EFFECT OF LJP 394 OR HIGH DOSE CORTICOSTEROIDS AND CYCLOPHOSPHAMIDE ON ANTI-dsDNA ANTIBODIES IN SLE PATIENTS

MD Linnik1, RG Bagin1, V Strand2 and LJP 394-90-05 Investigator Consortium. 1, San Diego, CA; and 2, Palo Alto, CA

Introduction: LJP 394 is a novel B cell toleragen that has been shown to specifically reduce anti-dsDNA B cells in animals and circulating anti-dsDNA antibodies in SLE patients in 6 clinical trials. A double-blind, placebo-controlled trial (90-05 trial) showed that LJP 394 reduced time to renal flare and time to treatment with high dose corticosteroids and/or cyclophosphamide (HDCC) in patients with anti-dsDNA antibodies that have high-affinity binding to the LJP 394 dsDNA epitope.

Objective: To compare the effect of LJP 394 or HDCC administration in decreasing circulating anti-dsDNA antibodies in patients with a history of SLE renal disease.

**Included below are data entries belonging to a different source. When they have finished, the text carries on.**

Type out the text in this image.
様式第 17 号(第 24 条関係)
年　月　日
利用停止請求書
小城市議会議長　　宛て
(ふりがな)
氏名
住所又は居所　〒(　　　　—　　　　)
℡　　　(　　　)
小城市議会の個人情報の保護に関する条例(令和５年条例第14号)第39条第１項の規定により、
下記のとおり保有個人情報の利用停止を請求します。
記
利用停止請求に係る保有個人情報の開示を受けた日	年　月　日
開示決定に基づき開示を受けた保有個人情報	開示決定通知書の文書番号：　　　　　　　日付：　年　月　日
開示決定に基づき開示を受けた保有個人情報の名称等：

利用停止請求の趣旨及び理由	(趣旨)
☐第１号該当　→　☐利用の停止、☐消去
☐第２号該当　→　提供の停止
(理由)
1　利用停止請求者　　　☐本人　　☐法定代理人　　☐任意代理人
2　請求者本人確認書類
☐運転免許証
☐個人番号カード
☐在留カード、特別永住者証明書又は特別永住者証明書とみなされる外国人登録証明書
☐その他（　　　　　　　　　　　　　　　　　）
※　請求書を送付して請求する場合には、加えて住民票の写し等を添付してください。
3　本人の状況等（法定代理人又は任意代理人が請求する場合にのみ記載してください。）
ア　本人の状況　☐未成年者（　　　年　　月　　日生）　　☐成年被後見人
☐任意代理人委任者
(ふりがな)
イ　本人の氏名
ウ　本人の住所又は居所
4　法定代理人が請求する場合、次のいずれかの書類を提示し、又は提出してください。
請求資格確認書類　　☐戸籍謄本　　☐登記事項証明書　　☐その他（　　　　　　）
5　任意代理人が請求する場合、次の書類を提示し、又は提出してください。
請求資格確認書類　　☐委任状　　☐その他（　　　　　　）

Methods: In the 90-05 trial, 230 SLE patients with a history of renal disease and anti-dsDNA antibodies > 15 IU/ml by Farr assay were randomized to receive weekly infusions of 100 mg LJP 394 or placebo for 16 weeks, followed by intermittent dosing with 50 mg LJP 394 or PBO for 60 weeks. HDCC was administered at the investigator's discretion and 1st exposure in a patient was defined as any exposure to cyclophosphamide or systemic prednisone (or prednisone equivalent) when increased > 15 mg per day over baseline to > 20 mg per day for more than 2 days, or when the daily predisone dose exceeded 200 mg.

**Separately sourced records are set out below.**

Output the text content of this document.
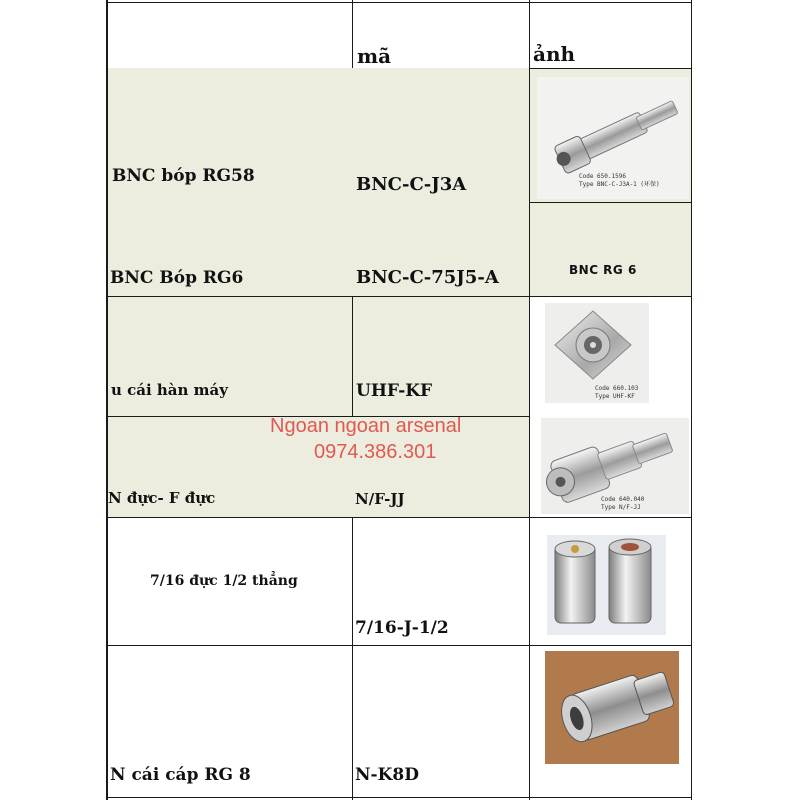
mã	ảnh
BNC bóp RG58
BNC Bóp RG6
u cái hàn máy
N đực- F đực
7/16 đực 1/2 thẳng
N cái cáp RG 8
BNC-C-J3A
BNC-C-75J5-A
UHF-KF
N/F-JJ
7/16-J-1/2
N-K8D
Code 650.1596
Type BNC-C-J3A-1 (环保)
BNC RG 6
Code 660.103
Type UHF-KF
Code 640.040
Type N/F-JJ
Ngoan ngoan arsenal
0974.386.301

Results: LJP 394 reduced anti-dsDNA levels from 100 + 15 IU/ml at baseline to 68 + 12 IU/ml (25 + 3% reduction) after 4 weekly treatments. In patients receiving placebo, levels increased from 106 + 16 IU/ml at baseline to 118 + 19 IU/ml (11 + 5% increase) at 4 weeks, representing a difference in anti-dsDNA of 36% between LJP 394 and placebo. Sixty two patients required HDCC (23 LJP 394 and 39 placebo) and 58/62 had at least one anti-dsDNA determination after the initial dose of HDCC. Mean and median dose of prednisone in the HDCC group were 151 + 42 mg/day and 50 mg/day, respectively. Mean anti-dsDNA levels prior to receiving HDCC were 163 + 47 IU/ml and 178 + 43 IU/ml in LJP 394 and placebo groups, respectively. The lowest anti-dsDNA levels within 4 weeks of HDCC treatment were 76 + 33 and 116 + 25 IU/ml for LJP 394 and placebo, respectively, representing decreases of 38 + 9% and 23 + 5% for LJP 394 and placebo, respectively.

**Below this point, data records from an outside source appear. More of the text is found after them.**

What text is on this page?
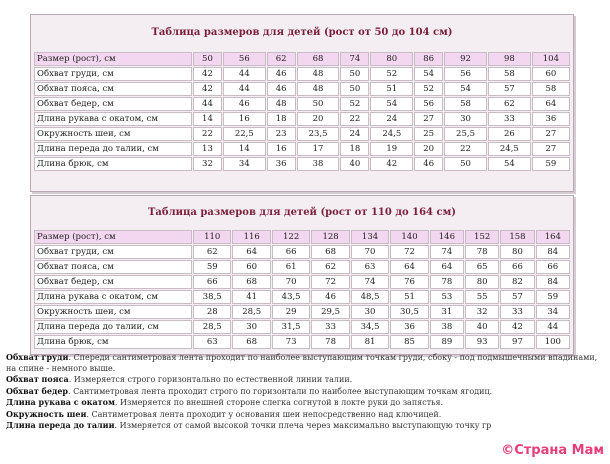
Таблица размеров для детей (рост от 50 до 104 см)
Размер (рост), см	50	56	62	68	74	80	86	92	98	104
Обхват груди, см	42	44	46	48	50	52	54	56	58	60
Обхват пояса, см	42	44	46	48	50	51	52	54	57	58
Обхват бедер, см	44	46	48	50	52	54	56	58	62	64
Длина рукава с окатом, см	14	16	18	20	22	24	27	30	33	36
Окружность шеи, см	22	22,5	23	23,5	24	24,5	25	25,5	26	27
Длина переда до талии, см	13	14	16	17	18	19	20	22	24,5	27
Длина брюк, см	32	34	36	38	40	42	46	50	54	59
Таблица размеров для детей (рост от 110 до 164 см)
Размер (рост), см	110	116	122	128	134	140	146	152	158	164
Обхват груди, см	62	64	66	68	70	72	74	78	80	84
Обхват пояса, см	59	60	61	62	63	64	64	65	66	66
Обхват бедер, см	66	68	70	72	74	76	78	80	82	84
Длина рукава с окатом, см	38,5	41	43,5	46	48,5	51	53	55	57	59
Окружность шеи, см	28	28,5	29	29,5	30	30,5	31	32	33	34
Длина переда до талии, см	28,5	30	31,5	33	34,5	36	38	40	42	44
Длина брюк, см	63	68	73	78	81	85	89	93	97	100

Обхват груди. Спереди сантиметровая лента проходит по наиболее выступающим точкам груди, сбоку - под подмышечными впадинами, на спине - немного выше.

Обхват пояса. Измеряется строго горизонтально по естественной линии талии.

Обхват бедер. Сантиметровая лента проходит строго по горизонтали по наиболее выступающим точкам ягодиц.

Длина рукава с окатом. Измеряется по внешней стороне слегка согнутой в локте руки до запястья.

Окружность шеи. Сантиметровая лента проходит у основания шеи непосредственно над ключицей.

Длина переда до талии. Измеряется от самой высокой точки плеча через максимально выступающую точку гр

©Страна Мам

Conclusion: Weekly treatment with 100 mg LJP 394 effectively reduces anti-dsDNA antibody levels with no other known effects on the immune system. The magnitude of this reduction was similar to that observed within one month following treatment with high dose corticosteroids and/or cyclophosphamide.

Presented at
The 65th Annual Scientific Meeting of the American College of Rheumatology
San Francisco, CA., Nov. 11-15, 2001.